Although Spark jobs should be executed on a cluster of machines, for demonstration purposes we’re only going to execute those jobs on a single machine. You can learn more about running Spark in production environments in <em>Spark: The Definitive Guide</em> 6.

We’re now ready to learn how to run graph algorithms on Spark.

Neo4j Graph Platform

The Neo4j Graph Platform provides transactional processing and analytical processing of graph data. It includes graph storage and compute with data management and analytics tooling. The set of integrated tools sits on top of a common protocol, API, and query language (Cypher) to provide effective access for different uses as shown in Figure 3-2.

graph platform 1600x800
Figure 3-2. The Neo4j Graph Platform is built around a native graph database that supports transactional applications and graph analytics.

In this book we’ll be using the Neo4j Graph Algorithms library7, which was released in July 2017. The library can be installed as a plugin alongside the database, and provides a set of user defined procedures8 that can be executed via the Cypher query language.

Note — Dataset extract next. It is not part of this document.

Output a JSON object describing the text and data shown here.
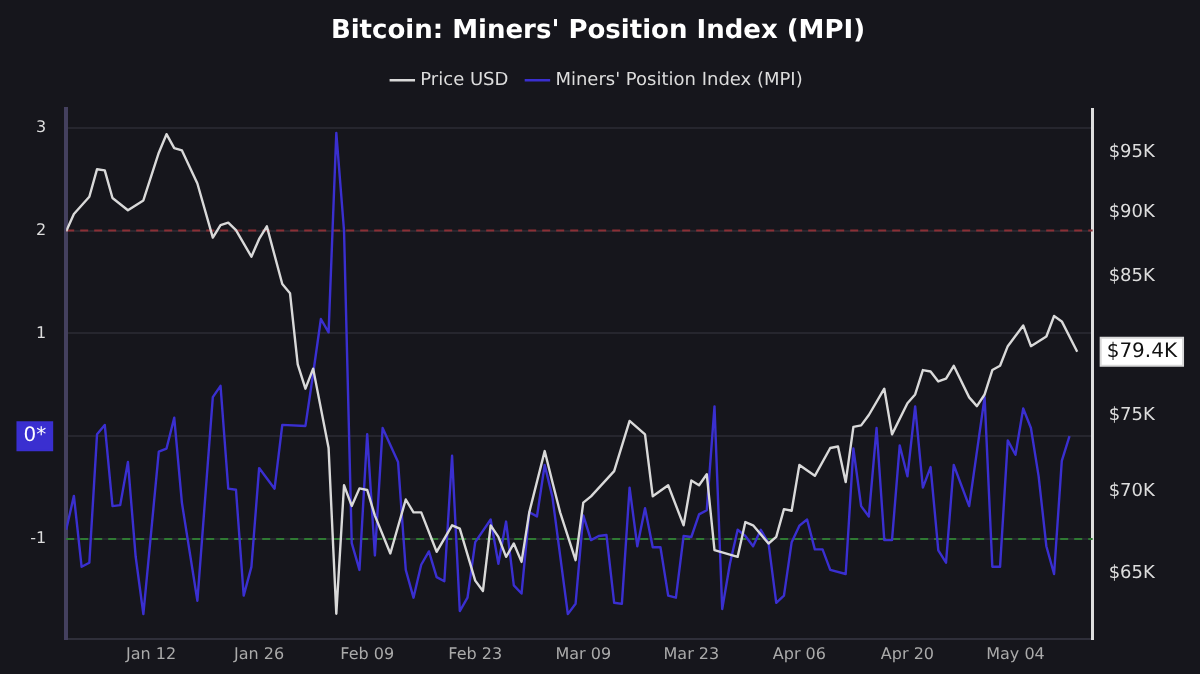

The graph algorithm library includes parallel versions of algorithms supporting graph-analytics and machine-learning workflows. The algorithms are executed on top of a task based parallel computation framework and are optimized for the Neo4j platform. For different graph sizes there are internal implementations that scale up to tens of billions of nodes and relationships.

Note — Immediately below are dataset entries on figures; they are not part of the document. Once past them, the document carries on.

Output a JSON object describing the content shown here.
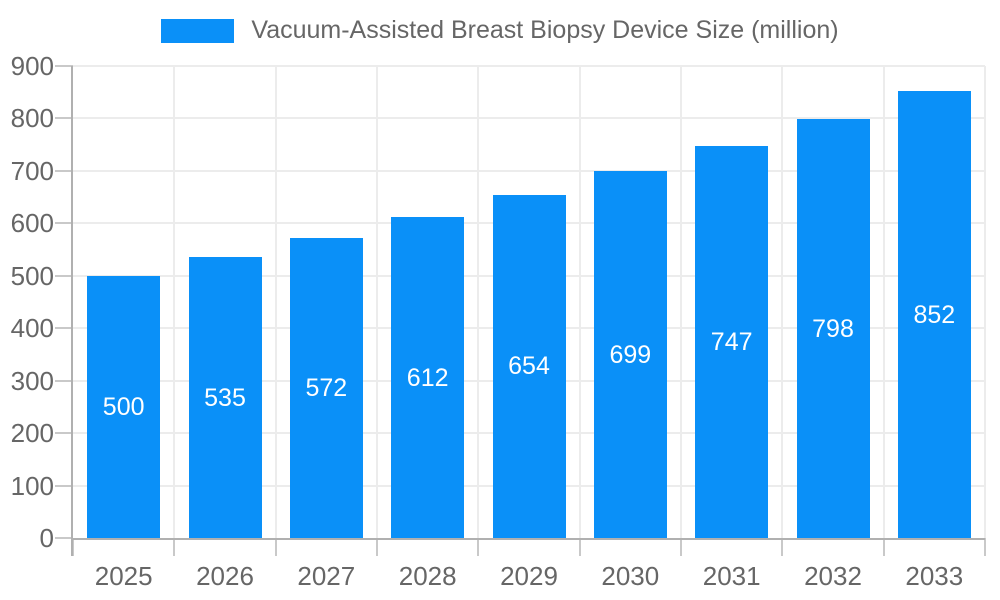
{
  "chart_data": {
    "type": "bar",
    "title": "Vacuum-Assisted Breast Biopsy Device Size (million)",
    "legend": {
      "position": "top",
      "entries": [
        "Vacuum-Assisted Breast Biopsy Device Size (million)"
      ]
    },
    "categories": [
      "2025",
      "2026",
      "2027",
      "2028",
      "2029",
      "2030",
      "2031",
      "2032",
      "2033"
    ],
    "values": [
      500,
      535,
      572,
      612,
      654,
      699,
      747,
      798,
      852
    ],
    "data_labels_visible": true,
    "xlabel": "",
    "ylabel": "",
    "ylim": [
      0,
      900
    ],
    "ytick_step": 100,
    "yticks": [
      0,
      100,
      200,
      300,
      400,
      500,
      600,
      700,
      800,
      900
    ],
    "grid": true,
    "colors": {
      "bar": "#0a90f8",
      "data_label": "#ffffff",
      "axis_text": "#666666",
      "legend_text": "#666666",
      "gridline": "#ececec",
      "tick": "#c9c9c9",
      "axis_line": "#b0b0b0",
      "background": "#ffffff"
    }
  }
}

Results can be streamed to the client as a tuples stream and tabular results can be used as a driving table for further processing. Results can also be optionally written back to the database efficiently as node-properties or relationship types.

Note

In this book, we’ll also be using the Neo4j APOC (Awesome Procedures On Cypher) library 9. APOC consists of more than 450 procedures and functions to help with common tasks such as data integration, data conversion, and model refactoring.

Installing Neo4j

We can download the Neo4j desktop from the Neo4j website10. The Graph Algorithms and APOC libraries can be installed as plugins once we’ve installed and launched the Neo4j desktop.

Once we’ve created a project we need to select it on the left menu and click Manage on the database where we want to install the plugins. Under the Plugins tab we’ll see options for several plugins and we need to click the Install button for Graph Algorithms and APOC. See Figure 3-3 and Figure 3-4.

graph algorithms install
Figure 3-3. Installing Graph Algorithms
apoc install
Figure 3-4. Installing APOC

Jennifer Reif explains the installation process in more detail in her blog post “Explore New Worlds—Adding Plugins to Neo4j” 11. We’re now ready to learn how to run graph algorithms on Neo4j.

Summary

The last few chapters we’ve described why graph analytics is important to studying real-work networks and looked at fundamental graph concepts, processing, and analysis. This puts us on solid footing for understanding how to apply graph algorithms. In the next chapters we’ll discover how to run graph algorithms with examples in Apache Spark and Neo4j.